Using Mattaini’s design the Randolph MacDonald Construction Company of Toronto built the longest bowstring bridge in Canada in 1927. It’s a nine-arch bridge stretching 213 metres across the Grand River in Caledonia, a few kilometres up stream from where The Grand empties into Lake Erie.
Even this historic bridge is scheduled to be demolished, although many locals are trying to find an alternative.
The seven-arch Freeport bowstring bridge on King Street in Kitchener was built across the Grand River in 1926 and still plays a vital role in the community’s life because it underwent a $3.5 million rehabilitation in 2003. When it was built in 1926 it introduced a new concept in road bridges – an attached pedestrian sidewalk.
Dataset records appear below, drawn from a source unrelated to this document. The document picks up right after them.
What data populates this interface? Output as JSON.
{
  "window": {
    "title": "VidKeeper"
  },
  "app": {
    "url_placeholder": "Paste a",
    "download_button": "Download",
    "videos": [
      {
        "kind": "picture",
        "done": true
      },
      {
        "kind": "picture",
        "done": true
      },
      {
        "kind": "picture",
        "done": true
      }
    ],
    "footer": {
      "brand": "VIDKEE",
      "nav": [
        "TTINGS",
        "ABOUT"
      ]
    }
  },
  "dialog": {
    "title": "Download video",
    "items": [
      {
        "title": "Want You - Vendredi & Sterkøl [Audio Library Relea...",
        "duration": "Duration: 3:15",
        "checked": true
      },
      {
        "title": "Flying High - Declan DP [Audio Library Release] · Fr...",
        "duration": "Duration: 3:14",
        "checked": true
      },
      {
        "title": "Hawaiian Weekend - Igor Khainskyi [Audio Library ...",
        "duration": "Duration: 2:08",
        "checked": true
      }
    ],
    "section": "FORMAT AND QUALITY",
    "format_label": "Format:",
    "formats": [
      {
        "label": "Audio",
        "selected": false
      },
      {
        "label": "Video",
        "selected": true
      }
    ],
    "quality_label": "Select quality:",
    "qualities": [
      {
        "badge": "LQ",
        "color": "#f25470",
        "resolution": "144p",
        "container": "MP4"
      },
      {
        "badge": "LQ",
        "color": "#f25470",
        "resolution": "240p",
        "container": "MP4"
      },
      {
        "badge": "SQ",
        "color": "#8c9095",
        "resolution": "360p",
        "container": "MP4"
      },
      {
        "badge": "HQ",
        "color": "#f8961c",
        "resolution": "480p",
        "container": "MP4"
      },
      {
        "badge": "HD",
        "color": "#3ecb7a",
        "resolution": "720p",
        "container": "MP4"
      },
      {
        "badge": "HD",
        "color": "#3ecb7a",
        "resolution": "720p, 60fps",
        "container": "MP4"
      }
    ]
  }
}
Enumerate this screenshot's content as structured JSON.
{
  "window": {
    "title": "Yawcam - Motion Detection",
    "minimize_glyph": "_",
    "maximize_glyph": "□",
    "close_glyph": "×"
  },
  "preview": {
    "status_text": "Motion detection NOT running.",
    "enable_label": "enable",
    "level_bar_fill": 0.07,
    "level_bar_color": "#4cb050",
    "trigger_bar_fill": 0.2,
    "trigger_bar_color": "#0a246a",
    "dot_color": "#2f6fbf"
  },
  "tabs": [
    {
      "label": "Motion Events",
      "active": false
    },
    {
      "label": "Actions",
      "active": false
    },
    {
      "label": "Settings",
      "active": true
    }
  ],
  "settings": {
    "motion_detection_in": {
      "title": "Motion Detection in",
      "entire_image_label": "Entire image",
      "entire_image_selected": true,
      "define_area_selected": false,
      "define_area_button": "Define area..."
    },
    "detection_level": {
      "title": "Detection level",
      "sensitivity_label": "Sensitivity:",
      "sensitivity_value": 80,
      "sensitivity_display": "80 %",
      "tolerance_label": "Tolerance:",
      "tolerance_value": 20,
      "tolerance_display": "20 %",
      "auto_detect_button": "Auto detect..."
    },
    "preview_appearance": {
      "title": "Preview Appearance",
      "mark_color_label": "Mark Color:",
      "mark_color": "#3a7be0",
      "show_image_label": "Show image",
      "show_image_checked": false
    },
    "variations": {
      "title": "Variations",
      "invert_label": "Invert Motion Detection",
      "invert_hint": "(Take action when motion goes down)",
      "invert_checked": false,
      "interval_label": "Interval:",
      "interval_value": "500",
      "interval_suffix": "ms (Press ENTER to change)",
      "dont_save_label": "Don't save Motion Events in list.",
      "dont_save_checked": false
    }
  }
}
Pat Mestern, Mattaini’s granddaughter, is a well-known novelist and blogger who lives in Fergus. She writes about her visits to some of her grandfather’s bridges to say goodbye, as they’ll soon have a date with a wrecking ball.
His construction firm did general construction work too. He built the Fergus Grand Theatre in 1926 and it is today one of the most popular entertainment venues in Wellington County.
If we can’t keep his bowstring bridges alive, shouldn’t a group or somebody at least see that his tombstone doesn’t succumb to Elora’s weather?
Katie mattaini says
I am also a mattaini. COULD WE BE RELATED?
carole Pellizzari says
I WAS A MATTAINI FROM FERGUS…WHERE ARE YOU….UNCLE CARL A BUSH PILOT WAS IN ELLIOT LAKE ALGOMA MILLS
carole Pellizzari says
yes we are
Jean-Claude Bernard says
I have always been fascinated by the bowstring bridge. The simplicity of the concept and construction has left Waterloo Region with drive on art to be marveled at and appreciated for its longevity.